I have been doing pay negotiations for 30 years and I’ve never been to a meeting where an employer told me the time was right for a pay rise.
There’s always a reason why they can’t spare the money just now. I’m pretty sure that’s how it will be with the union movement’s bid to get a pay rise of at least $30-a-week for 1.5 million low-paid workers who depend on a decent minimum wage.
Employers have opposed every bid we’ve ever made to lift minimum wages, in some years demanding no pay rise at all. If the Fair Work Commission had accepted the employers’ positions since 2000, the minimum wage would be about $120 less than it is today.
The Australian Chamber of Commerce and Industry wants this year’s minimum wage rise to be just $5.80 per week – less than a one per cent increase.

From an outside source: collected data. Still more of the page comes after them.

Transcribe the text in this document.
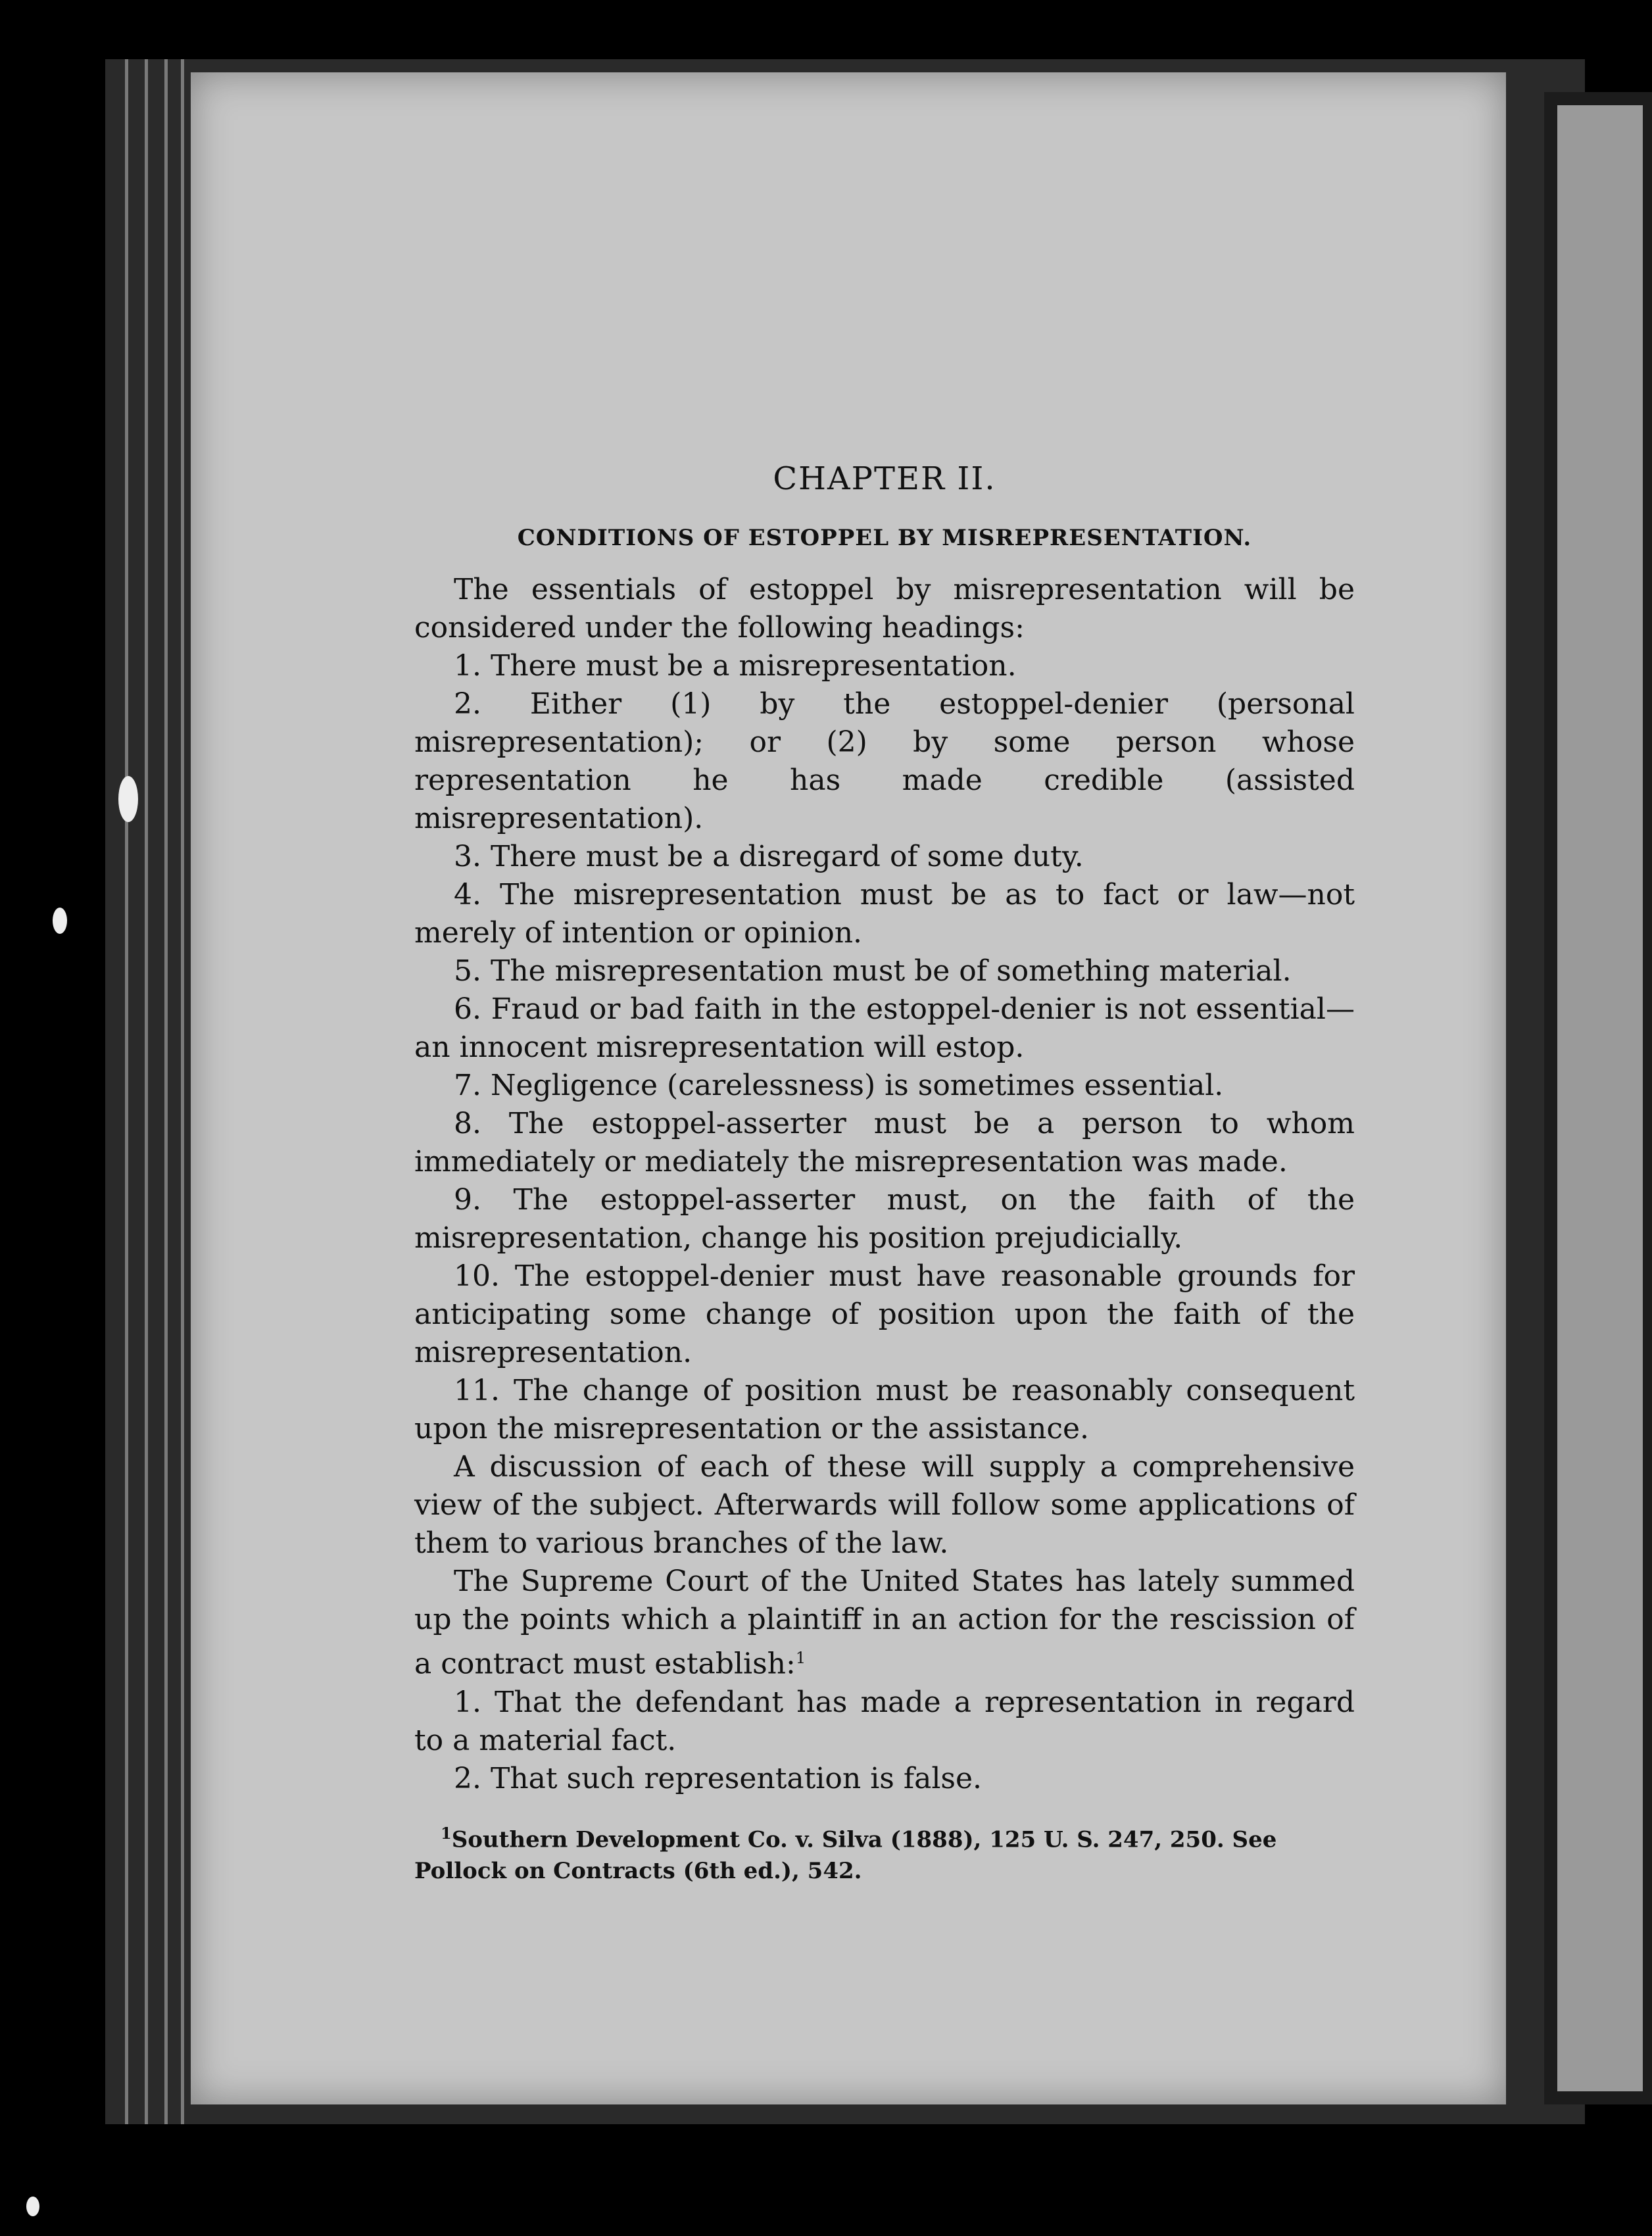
CHAPTER II.
CONDITIONS OF ESTOPPEL BY MISREPRESENTATION.

The essentials of estoppel by misrepresentation will be considered under the following headings:

1. There must be a misrepresentation.

2. Either (1) by the estoppel-denier (personal misrepresentation); or (2) by some person whose representation he has made credible (assisted misrepresentation).

3. There must be a disregard of some duty.

4. The misrepresentation must be as to fact or law—not merely of intention or opinion.

5. The misrepresentation must be of something material.

6. Fraud or bad faith in the estoppel-denier is not essential—an innocent misrepresentation will estop.

7. Negligence (carelessness) is sometimes essential.

8. The estoppel-asserter must be a person to whom immediately or mediately the misrepresentation was made.

9. The estoppel-asserter must, on the faith of the misrepresentation, change his position prejudicially.

10. The estoppel-denier must have reasonable grounds for anticipating some change of position upon the faith of the misrepresentation.

11. The change of position must be reasonably consequent upon the misrepresentation or the assistance.

A discussion of each of these will supply a comprehensive view of the subject. Afterwards will follow some applications of them to various branches of the law.

The Supreme Court of the United States has lately summed up the points which a plaintiff in an action for the rescission of a contract must establish:$^1$

1. That the defendant has made a representation in regard to a material fact.

2. That such representation is false.

$^1$Southern Development Co. v. Silva (1888), 125 U. S. 247, 250. See Pollock on Contracts (6th ed.), 542.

I’ll probably be accused of “class warfare” for daring to disagree with employer groups on this, but I’ll go ahead.
Unions are campaigning for a $30-per-week minimum wage increase because it puts money in the pockets of the workers who look after the elderly, clean our buildings and staff our shops.
Many of these people are trying to look after families on an income of $606 per week. For most of them, the annual minimum wage case is the only time they get a pay rise.
The minimum wage has fallen behind average wages and is barely keeping up with inflation. It is now 43% of the average wage – down from 49% in 2005. A family relying on a minimum wage earner is falling further behind the rest of society every year.
A $30-per-week increase for the 1.5 million lowest paid workers is a reasonable ask at a time when living costs are increasing. Australia’s economy is stronger than most countries and we have not seen rises in unemployment or drops in productivity as a result of previous wage rises.
During the 1990s, wage rises kept pace with productivity but, since 2000, productivity rises have jumped ahead of wage increases.